New approaches to government technical architecture

GDS worked out a new structure for the architecture function that will be better able to support the Government as a Platform work. That will mean focusing on the development and operation of new platforms and defining standards to support them.

Telecommunications and digital infrastructure

A second review of public sector telecommunications and digital infrastructure was published on 25 March. Using existing capacity, government has made its buildings available for telecommunications infrastructure, increasing the chances of improved connectivity in urban and rural areas.

Digital policy making

In February, the Open Policy Making team organised a week of workshops for civil servants on a range of subjects:

  • user-led design
  • how to make better use of data
  • Government as a Platform
  • digital tools in policy making

They showed the great work that departments are doing, provided a platform for discussion and opportunities to make new connections and pick up new skills. The workshops were hosted by CO, BIS, DfE, DH, FCO, HMRC and MOJ.

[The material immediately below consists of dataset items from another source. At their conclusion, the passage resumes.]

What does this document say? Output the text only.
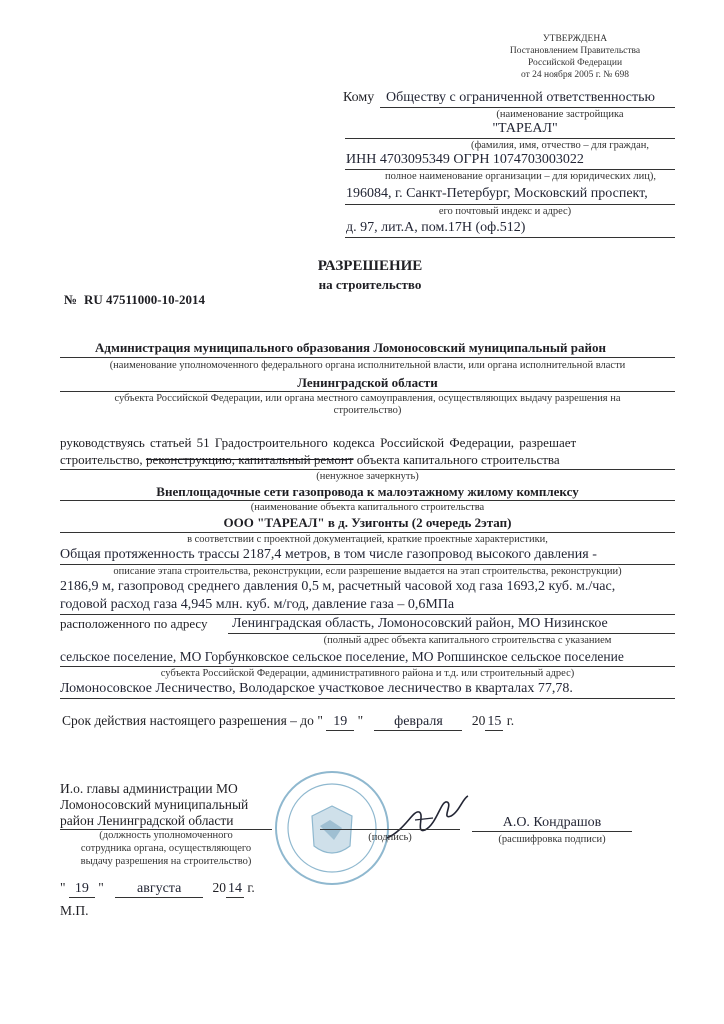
УТВЕРЖДЕНА
Постановлением Правительства
Российской Федерации
от 24 ноября 2005 г. № 698
Кому Обществу с ограниченной ответственностью
(наименование застройщика
"ТАРЕАЛ"
(фамилия, имя, отчество – для граждан,
ИНН 4703095349 ОГРН 1074703003022
полное наименование организации – для юридических лиц),
196084, г. Санкт-Петербург, Московский проспект,
его почтовый индекс и адрес)
д. 97, лит.А, пом.17Н (оф.512)
РАЗРЕШЕНИЕ
на строительство
№ RU 47511000-10-2014
Администрация муниципального образования Ломоносовский муниципальный район
(наименование уполномоченного федерального органа исполнительной власти, или органа исполнительной власти
Ленинградской области
субъекта Российской Федерации, или органа местного самоуправления, осуществляющих выдачу разрешения на
строительство)
руководствуясь статьей 51 Градостроительного кодекса Российской Федерации, разрешает
строительство, реконструкцию, капитальный ремонт объекта капитального строительства
(ненужное зачеркнуть)
Внеплощадочные сети газопровода к малоэтажному жилому комплексу
(наименование объекта капитального строительства
ООО "ТАРЕАЛ" в д. Узигонты (2 очередь 2этап)
в соответствии с проектной документацией, краткие проектные характеристики,
Общая протяженность трассы 2187,4 метров, в том числе газопровод высокого давления -
описание этапа строительства, реконструкции, если разрешение выдается на этап строительства, реконструкции)
2186,9 м, газопровод среднего давления 0,5 м, расчетный часовой ход газа 1693,2 куб. м./час,
годовой расход газа 4,945 млн. куб. м/год, давление газа – 0,6МПа
расположенного по адресу Ленинградская область, Ломоносовский район, МО Низинское
(полный адрес объекта капитального строительства с указанием
сельское поселение, МО Горбунковское сельское поселение, МО Ропшинское сельское поселение
субъекта Российской Федерации, административного района и т.д. или строительный адрес)
Ломоносовское Лесничество, Володарское участковое лесничество в кварталах 77,78.
Срок действия настоящего разрешения – до " 19 " февраля 20 15 г.
И.о. главы администрации МО
Ломоносовский муниципальный
район Ленинградской области
(должность уполномоченного
сотрудника органа, осуществляющего
выдачу разрешения на строительство)
(подпись)
А.О. Кондрашов
(расшифровка подписи)
" 19 " августа 20 14 г.
М.П.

Many departments already use digital tools to engage with the public and to improve policy making. FCO published the 2014/2015 Human Rights and Democracy Report case studies in March. The public are able to comment and feed into policy formulation and suggest improvements to the report (for example, translating more of the text into foreign languages).

DH’s platform for consultation, campaign and complex publication sites went live in February with the Francis Response consultation. All new and existing campaign, consultation and complex publication sites are hosted as subdomains of engage.dh.gov.uk.

Home Office and MOJ’s TrackMyCrime service went live in January. It is available to all police forces and also allows victims of crime to digitally track the police investigation and response through the police.uk web portal.

Visual.ONS went into public beta on 15 January. It creates interactive graphics from data. This content is aimed at their ‘inquiring citizen’ persona.